Indonesian Political, Business & Finance News

Beware of Cross-Border Fiscal Leakage Amid Global Pressures

| Source: ANTARA_ID Translated from Indonesian | Economy
Beware of Cross-Border Fiscal Leakage Amid Global Pressures
Image: ANTARA_ID

Jakarta (ANTARA) - The increasingly complex global economic pressures, from worldwide economic slowdowns and geopolitical fragmentation to trade wars that have not fully subsided, have created new dynamics in state revenue management.

For developing countries like Indonesia, these challenges come not only from external factors but also from increasingly sophisticated cross-border tax avoidance practices.

In this regard, a key practice that Indonesia must be wary of is the existence of schemes and loopholes for aggressively minimising tax burdens, thereby eroding the tax base of developing countries, known as base erosion and profit shifting (BEPS), which poses a serious challenge in maintaining fiscal sovereignty.

With a relatively low tax ratio and a large tax gap, every cross-border tax avoidance practice will have a significant impact on the country’s ability to finance development.

The term BEPS was popularised by the Organisation for Economic Co-operation and Development (OECD) in 2012 to describe strategies used by companies to shift profits to jurisdictions with low or no tax rates in order to reduce their global tax obligations. Globally, the OECD estimates that BEPS practices cause a loss of tax revenue amounting to $100–240 billion per year, or about 4–10 per cent of total global tax revenue.

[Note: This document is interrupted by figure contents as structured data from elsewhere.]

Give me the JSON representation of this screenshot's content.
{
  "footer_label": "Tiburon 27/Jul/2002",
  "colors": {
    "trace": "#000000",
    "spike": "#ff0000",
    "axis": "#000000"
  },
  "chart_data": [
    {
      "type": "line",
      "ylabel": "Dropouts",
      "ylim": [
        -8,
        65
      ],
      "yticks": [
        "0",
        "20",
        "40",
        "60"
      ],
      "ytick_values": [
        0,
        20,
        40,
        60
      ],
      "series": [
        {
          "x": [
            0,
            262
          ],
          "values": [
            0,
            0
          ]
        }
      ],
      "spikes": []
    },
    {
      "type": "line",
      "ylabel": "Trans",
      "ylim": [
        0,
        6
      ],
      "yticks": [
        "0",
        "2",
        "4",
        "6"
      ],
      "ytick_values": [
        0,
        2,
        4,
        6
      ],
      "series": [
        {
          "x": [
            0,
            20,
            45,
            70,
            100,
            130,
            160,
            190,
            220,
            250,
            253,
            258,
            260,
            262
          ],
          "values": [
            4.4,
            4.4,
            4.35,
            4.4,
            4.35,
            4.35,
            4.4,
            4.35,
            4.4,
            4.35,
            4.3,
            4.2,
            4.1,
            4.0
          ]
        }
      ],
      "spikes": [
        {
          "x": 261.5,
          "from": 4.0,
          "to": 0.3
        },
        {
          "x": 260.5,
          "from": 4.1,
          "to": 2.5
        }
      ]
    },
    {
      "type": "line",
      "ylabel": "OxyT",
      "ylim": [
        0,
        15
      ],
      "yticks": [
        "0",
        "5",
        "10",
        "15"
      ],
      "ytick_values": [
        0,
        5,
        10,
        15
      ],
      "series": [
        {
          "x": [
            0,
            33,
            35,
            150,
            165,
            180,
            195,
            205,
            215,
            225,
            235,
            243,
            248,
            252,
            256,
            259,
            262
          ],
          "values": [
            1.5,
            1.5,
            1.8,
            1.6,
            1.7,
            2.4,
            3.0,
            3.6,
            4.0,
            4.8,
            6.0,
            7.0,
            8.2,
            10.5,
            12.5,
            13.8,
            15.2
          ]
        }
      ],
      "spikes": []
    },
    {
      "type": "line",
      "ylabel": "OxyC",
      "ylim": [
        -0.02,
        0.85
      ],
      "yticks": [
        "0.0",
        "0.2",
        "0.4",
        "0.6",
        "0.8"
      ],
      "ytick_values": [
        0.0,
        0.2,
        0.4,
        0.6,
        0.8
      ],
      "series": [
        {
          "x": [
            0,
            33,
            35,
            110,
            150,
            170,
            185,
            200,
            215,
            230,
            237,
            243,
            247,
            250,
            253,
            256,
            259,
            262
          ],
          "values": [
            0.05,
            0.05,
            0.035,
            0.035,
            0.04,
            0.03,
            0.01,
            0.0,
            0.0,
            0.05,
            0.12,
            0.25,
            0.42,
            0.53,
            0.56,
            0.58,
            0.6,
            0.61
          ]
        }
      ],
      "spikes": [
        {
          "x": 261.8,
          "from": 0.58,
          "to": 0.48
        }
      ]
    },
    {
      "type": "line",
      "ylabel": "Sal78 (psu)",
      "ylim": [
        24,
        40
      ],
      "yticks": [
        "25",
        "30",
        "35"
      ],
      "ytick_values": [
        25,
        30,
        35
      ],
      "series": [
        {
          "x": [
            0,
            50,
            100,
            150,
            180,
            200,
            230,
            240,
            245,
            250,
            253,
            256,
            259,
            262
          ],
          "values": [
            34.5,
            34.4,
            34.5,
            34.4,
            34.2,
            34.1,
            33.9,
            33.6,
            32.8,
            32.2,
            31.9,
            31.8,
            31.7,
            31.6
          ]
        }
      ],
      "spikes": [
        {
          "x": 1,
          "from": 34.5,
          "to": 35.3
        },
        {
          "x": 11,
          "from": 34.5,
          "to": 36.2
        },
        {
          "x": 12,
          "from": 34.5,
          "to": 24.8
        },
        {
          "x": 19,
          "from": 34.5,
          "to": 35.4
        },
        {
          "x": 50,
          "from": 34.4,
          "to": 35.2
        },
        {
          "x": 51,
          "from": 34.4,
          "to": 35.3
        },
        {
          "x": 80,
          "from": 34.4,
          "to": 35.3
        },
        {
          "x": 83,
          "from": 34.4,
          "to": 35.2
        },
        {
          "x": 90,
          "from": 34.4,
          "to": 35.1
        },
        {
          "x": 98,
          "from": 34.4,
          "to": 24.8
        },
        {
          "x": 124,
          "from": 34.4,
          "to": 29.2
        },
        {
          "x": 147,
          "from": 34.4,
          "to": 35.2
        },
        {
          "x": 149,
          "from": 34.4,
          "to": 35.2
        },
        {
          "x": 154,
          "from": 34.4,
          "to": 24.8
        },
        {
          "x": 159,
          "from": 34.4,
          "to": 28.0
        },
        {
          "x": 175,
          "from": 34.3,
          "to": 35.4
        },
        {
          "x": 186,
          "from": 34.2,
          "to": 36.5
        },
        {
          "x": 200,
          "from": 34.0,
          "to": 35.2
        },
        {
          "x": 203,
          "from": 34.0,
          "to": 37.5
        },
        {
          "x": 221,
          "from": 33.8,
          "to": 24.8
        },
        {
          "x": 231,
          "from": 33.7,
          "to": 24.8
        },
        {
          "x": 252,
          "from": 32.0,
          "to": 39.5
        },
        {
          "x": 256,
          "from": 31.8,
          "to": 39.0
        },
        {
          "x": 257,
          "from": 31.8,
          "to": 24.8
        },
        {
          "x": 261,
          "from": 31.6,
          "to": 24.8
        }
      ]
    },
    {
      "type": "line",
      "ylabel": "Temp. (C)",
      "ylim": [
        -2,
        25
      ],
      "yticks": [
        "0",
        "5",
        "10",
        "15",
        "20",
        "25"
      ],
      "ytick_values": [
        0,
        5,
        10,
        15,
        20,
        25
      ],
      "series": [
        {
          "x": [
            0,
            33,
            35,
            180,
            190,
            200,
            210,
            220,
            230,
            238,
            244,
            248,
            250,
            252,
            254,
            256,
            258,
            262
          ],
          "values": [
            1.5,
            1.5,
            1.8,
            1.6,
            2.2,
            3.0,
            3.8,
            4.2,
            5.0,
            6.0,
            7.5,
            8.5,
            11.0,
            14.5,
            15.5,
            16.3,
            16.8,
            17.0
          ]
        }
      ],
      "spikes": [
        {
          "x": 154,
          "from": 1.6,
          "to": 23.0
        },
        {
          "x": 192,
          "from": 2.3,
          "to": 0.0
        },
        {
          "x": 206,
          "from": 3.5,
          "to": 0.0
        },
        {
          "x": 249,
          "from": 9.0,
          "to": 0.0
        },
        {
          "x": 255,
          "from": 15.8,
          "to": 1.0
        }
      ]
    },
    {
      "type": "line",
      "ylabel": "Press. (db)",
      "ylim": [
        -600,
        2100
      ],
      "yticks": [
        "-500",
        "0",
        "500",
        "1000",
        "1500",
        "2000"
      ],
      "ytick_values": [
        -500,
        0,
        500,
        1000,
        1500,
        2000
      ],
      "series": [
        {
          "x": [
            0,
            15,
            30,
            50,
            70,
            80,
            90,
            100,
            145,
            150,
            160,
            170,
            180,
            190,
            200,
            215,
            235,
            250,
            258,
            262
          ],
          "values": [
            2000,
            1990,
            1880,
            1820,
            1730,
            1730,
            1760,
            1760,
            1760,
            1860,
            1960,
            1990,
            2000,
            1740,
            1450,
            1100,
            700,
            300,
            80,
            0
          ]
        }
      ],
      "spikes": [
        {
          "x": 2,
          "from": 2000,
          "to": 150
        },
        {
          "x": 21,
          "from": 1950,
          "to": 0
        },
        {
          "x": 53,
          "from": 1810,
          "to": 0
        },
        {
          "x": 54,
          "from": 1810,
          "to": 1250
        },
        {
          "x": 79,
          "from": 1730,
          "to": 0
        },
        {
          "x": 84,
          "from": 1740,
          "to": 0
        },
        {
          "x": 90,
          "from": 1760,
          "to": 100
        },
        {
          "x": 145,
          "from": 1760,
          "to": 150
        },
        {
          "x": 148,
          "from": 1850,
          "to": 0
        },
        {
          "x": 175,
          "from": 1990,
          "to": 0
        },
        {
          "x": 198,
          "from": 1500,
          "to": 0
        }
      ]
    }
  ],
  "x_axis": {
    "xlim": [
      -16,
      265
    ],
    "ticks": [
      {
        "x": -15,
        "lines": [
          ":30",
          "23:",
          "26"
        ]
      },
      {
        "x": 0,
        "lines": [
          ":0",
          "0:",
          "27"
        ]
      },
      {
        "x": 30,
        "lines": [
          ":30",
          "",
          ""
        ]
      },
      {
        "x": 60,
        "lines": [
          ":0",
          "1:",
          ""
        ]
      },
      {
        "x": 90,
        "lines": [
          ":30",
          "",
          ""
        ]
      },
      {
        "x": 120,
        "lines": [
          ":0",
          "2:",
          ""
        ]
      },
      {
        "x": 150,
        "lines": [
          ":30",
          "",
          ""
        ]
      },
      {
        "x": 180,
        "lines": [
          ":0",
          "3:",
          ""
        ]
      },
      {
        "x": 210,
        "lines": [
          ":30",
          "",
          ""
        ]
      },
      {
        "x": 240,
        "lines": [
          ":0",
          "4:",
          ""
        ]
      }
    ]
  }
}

The linkage between BEPS practices and global pressures is currently becoming increasingly relevant and strategic. Amid global economic uncertainty, from growth slowdowns and high global interest rates to escalating geopolitics such as conflicts in the Middle East, multinational companies face immense pressure to maintain profitability. In this situation, efficiency strategies no longer target operations alone but also extend to aggressiveness in cross-border tax planning.

Schemes and Loopholes

Amid increasingly complex global pressures, BEPS practices not only persist but evolve into more adaptive and harder-to-detect forms. Multinational companies exploit combinations of technical schemes and cross-border regulatory loopholes to maintain profitability amid economic slowdowns, energy volatility, and geopolitical uncertainty.

One of the most common schemes is profit shifting through transfer pricing. Companies set transaction prices between group entities to shift profits from high-tax countries to low-tax ones. For example, entities in Indonesia are burdened with high costs for licences, management services, or purchases of goods from affiliates in low-tax jurisdictions, thereby reducing taxable profits domestically.

Additionally, there is the strategic placement of intangible assets. Intangible assets, such as patents, algorithms, and trademarks, are placed in low-tax countries. Entities in market countries like Indonesia then pay substantial royalties, systematically shifting profits abroad.

Another prevalent scheme is thin capitalisation, where companies are financed through excessive debt from foreign affiliates. This allows companies to reduce taxable profits through high interest payments.

No less important, treaty shopping practices also form part of BEPS strategies. Companies exploit networks of tax treaties to obtain lower tax rates by establishing intermediary entities in specific countries with advantageous agreements.